By the end you’ll have a program that sends a question to OpenAI’s gpt-5.5 and prints the reply.

You’ll need the Rust toolchain installed. Create a new binary crate:

Terminal window
cargo init my-first-agent
cd my-first-agent

Add the rig crate (imported as rig) and Tokio, the async runtime Rig runs on:

Terminal window
cargo add rig tokio --features tokio/macros,tokio/rt-multi-thread

Provider clients read credentials from the environment. For OpenAI, set OPENAI_API_KEY:

Terminal window
export OPENAI_API_KEY="sk-..."

Using a different provider such as Anthropic, Gemini, or DeepSeek? Each reads its own environment variable - see the model providers list.
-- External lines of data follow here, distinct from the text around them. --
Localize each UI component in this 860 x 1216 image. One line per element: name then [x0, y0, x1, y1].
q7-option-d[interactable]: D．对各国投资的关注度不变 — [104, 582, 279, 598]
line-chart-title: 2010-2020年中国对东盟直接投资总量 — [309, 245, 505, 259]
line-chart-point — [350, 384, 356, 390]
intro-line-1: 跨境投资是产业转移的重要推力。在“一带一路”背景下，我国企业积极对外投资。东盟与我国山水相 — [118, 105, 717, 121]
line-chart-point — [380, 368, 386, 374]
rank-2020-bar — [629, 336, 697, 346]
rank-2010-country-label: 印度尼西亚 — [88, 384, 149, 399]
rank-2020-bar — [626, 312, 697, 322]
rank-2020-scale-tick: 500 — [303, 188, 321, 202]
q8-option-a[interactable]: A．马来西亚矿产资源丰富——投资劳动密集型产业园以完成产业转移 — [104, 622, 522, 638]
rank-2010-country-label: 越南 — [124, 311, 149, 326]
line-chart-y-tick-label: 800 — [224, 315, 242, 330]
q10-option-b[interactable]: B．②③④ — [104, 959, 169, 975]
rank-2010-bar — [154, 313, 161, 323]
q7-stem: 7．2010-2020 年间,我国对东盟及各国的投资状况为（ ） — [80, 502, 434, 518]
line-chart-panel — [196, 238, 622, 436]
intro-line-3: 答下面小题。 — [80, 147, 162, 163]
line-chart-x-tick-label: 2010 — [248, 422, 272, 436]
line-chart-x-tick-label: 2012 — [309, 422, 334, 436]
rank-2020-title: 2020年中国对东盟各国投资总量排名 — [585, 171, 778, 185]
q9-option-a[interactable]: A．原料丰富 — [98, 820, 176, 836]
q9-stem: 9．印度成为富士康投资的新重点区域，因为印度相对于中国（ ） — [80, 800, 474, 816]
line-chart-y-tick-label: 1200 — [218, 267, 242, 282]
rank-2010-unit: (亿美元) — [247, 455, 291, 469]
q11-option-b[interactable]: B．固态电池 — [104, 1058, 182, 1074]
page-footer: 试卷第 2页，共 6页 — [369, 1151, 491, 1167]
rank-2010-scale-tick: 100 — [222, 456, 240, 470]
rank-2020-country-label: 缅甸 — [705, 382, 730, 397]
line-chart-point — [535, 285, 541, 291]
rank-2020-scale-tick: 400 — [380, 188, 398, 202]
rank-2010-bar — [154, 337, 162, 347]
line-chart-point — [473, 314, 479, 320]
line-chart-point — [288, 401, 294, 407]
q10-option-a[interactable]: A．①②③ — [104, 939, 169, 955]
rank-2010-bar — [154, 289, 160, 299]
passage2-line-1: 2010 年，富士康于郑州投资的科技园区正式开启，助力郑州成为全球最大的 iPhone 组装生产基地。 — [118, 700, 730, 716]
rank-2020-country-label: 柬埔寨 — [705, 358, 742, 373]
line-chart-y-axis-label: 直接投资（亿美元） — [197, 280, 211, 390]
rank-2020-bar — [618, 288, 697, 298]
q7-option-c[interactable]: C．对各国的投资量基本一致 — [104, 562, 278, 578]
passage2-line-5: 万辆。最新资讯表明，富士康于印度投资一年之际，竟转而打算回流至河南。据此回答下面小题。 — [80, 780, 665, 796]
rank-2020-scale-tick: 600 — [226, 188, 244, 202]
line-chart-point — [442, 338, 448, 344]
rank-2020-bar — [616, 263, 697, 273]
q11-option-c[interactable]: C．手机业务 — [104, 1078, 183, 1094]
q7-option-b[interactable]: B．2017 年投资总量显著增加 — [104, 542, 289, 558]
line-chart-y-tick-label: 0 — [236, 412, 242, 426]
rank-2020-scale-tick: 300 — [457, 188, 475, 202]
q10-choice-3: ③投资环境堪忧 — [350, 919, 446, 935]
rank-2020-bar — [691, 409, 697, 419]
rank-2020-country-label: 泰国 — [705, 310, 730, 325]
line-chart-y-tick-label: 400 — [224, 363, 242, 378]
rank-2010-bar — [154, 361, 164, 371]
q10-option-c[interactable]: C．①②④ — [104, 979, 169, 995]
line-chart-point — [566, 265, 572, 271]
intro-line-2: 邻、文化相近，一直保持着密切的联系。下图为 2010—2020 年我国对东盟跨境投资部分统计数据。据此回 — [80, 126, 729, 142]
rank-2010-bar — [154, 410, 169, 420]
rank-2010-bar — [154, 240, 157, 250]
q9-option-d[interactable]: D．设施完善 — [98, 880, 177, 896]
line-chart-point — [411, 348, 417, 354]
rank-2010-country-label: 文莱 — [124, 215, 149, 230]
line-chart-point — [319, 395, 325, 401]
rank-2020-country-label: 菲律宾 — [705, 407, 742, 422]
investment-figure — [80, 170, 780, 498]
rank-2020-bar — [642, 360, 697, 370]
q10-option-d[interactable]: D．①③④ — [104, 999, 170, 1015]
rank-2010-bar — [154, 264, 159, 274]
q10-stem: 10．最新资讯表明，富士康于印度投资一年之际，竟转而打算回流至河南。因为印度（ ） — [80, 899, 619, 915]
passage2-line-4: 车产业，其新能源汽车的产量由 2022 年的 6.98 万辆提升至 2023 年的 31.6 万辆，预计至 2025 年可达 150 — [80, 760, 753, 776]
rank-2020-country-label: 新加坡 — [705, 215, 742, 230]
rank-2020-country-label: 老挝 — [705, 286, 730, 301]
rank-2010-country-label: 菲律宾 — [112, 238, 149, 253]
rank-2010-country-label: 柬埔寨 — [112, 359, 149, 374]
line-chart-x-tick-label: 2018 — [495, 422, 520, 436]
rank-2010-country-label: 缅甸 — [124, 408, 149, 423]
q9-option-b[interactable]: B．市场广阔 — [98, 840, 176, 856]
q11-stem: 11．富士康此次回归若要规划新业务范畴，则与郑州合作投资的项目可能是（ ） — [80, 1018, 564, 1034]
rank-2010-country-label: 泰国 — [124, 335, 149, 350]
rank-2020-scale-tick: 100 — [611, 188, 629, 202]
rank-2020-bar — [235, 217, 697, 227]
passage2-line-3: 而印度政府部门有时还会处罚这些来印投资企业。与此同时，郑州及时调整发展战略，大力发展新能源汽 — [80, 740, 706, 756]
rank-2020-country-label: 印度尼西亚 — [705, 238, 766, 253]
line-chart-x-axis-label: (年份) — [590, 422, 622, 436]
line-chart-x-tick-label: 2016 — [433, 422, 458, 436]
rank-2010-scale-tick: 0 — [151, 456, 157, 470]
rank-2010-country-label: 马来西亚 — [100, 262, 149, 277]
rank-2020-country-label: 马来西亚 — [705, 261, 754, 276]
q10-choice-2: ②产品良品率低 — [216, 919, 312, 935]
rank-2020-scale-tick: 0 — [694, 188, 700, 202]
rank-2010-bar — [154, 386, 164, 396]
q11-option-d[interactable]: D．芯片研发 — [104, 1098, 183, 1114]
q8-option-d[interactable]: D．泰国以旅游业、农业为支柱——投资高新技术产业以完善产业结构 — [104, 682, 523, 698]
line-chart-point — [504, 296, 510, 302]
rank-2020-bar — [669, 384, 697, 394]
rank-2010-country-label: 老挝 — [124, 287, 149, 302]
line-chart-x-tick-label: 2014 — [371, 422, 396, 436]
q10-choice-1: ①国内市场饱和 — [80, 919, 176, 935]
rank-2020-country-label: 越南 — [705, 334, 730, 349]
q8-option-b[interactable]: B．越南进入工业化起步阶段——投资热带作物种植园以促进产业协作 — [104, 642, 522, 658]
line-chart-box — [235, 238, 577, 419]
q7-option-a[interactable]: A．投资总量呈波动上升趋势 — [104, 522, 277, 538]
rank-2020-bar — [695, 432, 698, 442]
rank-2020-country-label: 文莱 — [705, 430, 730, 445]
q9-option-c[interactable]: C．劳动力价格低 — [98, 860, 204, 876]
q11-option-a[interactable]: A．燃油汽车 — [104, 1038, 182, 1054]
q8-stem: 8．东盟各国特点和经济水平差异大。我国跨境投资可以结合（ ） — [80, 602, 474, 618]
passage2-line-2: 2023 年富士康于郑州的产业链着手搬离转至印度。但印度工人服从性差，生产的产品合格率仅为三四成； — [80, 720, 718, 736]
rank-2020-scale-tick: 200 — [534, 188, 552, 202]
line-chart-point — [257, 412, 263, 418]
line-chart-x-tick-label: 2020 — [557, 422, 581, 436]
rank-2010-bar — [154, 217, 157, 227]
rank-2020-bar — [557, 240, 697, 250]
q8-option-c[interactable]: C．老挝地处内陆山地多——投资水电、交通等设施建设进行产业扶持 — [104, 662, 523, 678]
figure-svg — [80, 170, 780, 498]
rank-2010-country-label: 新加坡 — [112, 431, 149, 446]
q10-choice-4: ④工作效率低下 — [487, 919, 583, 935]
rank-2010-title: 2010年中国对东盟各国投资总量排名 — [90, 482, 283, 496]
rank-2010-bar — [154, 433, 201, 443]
Replace the contents of src/main.rs with the following:

use rig::client::{CompletionClient, ProviderClient};
use rig::completion::Prompt;
use rig::providers::openai;
#[tokio::main]
async fn main() -> Result<(), anyhow::Error> {
// Create the OpenAI client from the OPENAI_API_KEY environment variable.
let client = openai::Client::from_env()?;
// Build an agent: a model plus a system prompt (the "preamble").
let agent = client
.agent("gpt-5.5")
.preamble("You are a helpful assistant.")
.build();
// Send a prompt and await the model's reply.
let response = agent.prompt("What is the Rust programming language?").await?;
println!("{response}");
Ok(())
}

That’s the whole program. Three moves: create a client, .build() an agent from a model id and preamble, then .prompt(...).await? to get a response.

Terminal window
cargo run

You’ll see the model’s answer printed to your terminal - something like:

Rust is a modern, statically typed systems programming language focused on
safety, speed, and concurrency without a garbage collector. Its ownership and
borrowing model guarantees memory safety at compile time, while zero-cost
abstractions keep it as fast as C/C++...

The exact text varies from run to run - that’s the model, not a bug.

  • openai::Client::from_env() created a provider client authenticated with your API key.
  • .agent("gpt-5.5") selected a completion model and returned an agent builder; .preamble(...) set the system prompt and .build() finalized it.
  • .prompt(...) sent one message and awaited the full response as a String.

Agents can do far more than single-turn Q&A: attach tools so the model can call your code, add a knowledge base for retrieval-augmented generation (RAG), stream tokens as they arrive, or keep conversation history.